SigmaStat is a statistical software package, which was originally developed by Jandel Scientific Software in the 1980s. As of October 1996, Systat Software is now based in San Jose, California. SigmaStat can compare effects among groups, conduct survival analysis, analyze rates and proportions, perform regression and correlation analysis and calculate power and sample size. The program uses a wizard-based interface which asks the user questions about the project and its data. After a test is run, the user receives a detailed report that interprets the results.
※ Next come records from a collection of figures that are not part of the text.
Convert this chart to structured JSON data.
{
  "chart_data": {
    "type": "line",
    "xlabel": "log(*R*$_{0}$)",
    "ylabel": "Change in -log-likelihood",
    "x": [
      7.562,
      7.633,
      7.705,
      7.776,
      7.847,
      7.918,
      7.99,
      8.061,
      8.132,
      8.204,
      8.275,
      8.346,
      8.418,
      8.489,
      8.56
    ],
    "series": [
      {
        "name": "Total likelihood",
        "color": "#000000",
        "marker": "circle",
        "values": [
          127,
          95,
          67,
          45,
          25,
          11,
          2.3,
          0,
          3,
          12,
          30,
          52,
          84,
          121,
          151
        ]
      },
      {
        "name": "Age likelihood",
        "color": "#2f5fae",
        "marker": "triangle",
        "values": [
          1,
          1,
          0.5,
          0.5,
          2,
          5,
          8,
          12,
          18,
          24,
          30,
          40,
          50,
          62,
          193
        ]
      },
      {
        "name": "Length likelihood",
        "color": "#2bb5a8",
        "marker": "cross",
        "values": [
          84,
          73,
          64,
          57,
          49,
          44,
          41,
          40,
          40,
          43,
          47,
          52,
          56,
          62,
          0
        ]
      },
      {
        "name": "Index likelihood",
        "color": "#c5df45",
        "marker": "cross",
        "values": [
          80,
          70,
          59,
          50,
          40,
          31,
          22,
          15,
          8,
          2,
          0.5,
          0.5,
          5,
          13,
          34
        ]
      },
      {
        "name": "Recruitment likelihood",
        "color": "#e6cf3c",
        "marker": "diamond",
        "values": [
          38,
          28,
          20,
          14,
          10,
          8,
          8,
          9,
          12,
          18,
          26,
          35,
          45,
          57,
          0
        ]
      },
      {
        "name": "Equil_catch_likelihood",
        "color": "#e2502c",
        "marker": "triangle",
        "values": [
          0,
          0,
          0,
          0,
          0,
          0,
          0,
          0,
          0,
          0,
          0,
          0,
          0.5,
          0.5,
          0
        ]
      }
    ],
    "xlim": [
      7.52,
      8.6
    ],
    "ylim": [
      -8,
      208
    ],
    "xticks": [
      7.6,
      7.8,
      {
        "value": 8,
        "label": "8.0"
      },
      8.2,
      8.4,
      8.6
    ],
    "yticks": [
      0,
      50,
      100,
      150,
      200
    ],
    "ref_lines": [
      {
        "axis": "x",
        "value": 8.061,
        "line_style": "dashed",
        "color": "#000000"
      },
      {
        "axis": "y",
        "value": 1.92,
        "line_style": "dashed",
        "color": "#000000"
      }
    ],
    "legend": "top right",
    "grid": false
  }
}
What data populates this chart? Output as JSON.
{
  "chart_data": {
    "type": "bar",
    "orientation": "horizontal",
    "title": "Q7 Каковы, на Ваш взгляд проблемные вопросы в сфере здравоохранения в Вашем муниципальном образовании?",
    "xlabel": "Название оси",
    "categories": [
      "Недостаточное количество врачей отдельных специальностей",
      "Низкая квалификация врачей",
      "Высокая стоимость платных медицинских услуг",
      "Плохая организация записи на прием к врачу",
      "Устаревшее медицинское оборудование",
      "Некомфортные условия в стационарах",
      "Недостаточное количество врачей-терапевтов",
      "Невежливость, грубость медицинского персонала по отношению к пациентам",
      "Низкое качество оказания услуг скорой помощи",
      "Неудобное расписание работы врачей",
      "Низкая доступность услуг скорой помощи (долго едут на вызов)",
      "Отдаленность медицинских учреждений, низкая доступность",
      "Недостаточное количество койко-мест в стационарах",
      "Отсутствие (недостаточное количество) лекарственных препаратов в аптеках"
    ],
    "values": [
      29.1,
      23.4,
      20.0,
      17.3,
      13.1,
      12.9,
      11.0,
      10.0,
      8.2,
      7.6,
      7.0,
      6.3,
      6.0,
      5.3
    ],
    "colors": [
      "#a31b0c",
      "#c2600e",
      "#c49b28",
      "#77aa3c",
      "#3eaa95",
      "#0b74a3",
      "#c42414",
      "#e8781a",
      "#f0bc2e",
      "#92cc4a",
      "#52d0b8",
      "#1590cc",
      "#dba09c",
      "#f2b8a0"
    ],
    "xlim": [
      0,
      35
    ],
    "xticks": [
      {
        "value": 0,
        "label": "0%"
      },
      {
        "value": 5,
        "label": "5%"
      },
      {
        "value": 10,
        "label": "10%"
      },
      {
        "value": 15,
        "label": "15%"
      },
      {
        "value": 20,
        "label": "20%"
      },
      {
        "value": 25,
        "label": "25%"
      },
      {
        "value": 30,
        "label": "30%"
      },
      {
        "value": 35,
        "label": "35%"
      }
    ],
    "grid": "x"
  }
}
If installed with SigmaPlot, SigmaStat integrated with SigmaPlot and SigmaPlot gained advanced statistical analysis capabilities from version 11. SigmaStat is available both as a separate product or is available integrated with SigmaPlot.

On February 1, 2016, SigmaStat version 4 was relaunched as a separate Advisory Statistics Software by Systat Software Inc.

== Version history ==

- Version 1.0 : 1994
- Version 2.0 : 1997
- Version 3.0 : 2003
- Version 3.1 : 2005
- Version 3.5 : 2007 (integrated with SigmaPlot 10)
- Version 4.0 : 2008 (integrated with SigmaPlot 11)
- Version 4.00 : Relaunched as SigmaStat version 4.00 on February 1, 2016.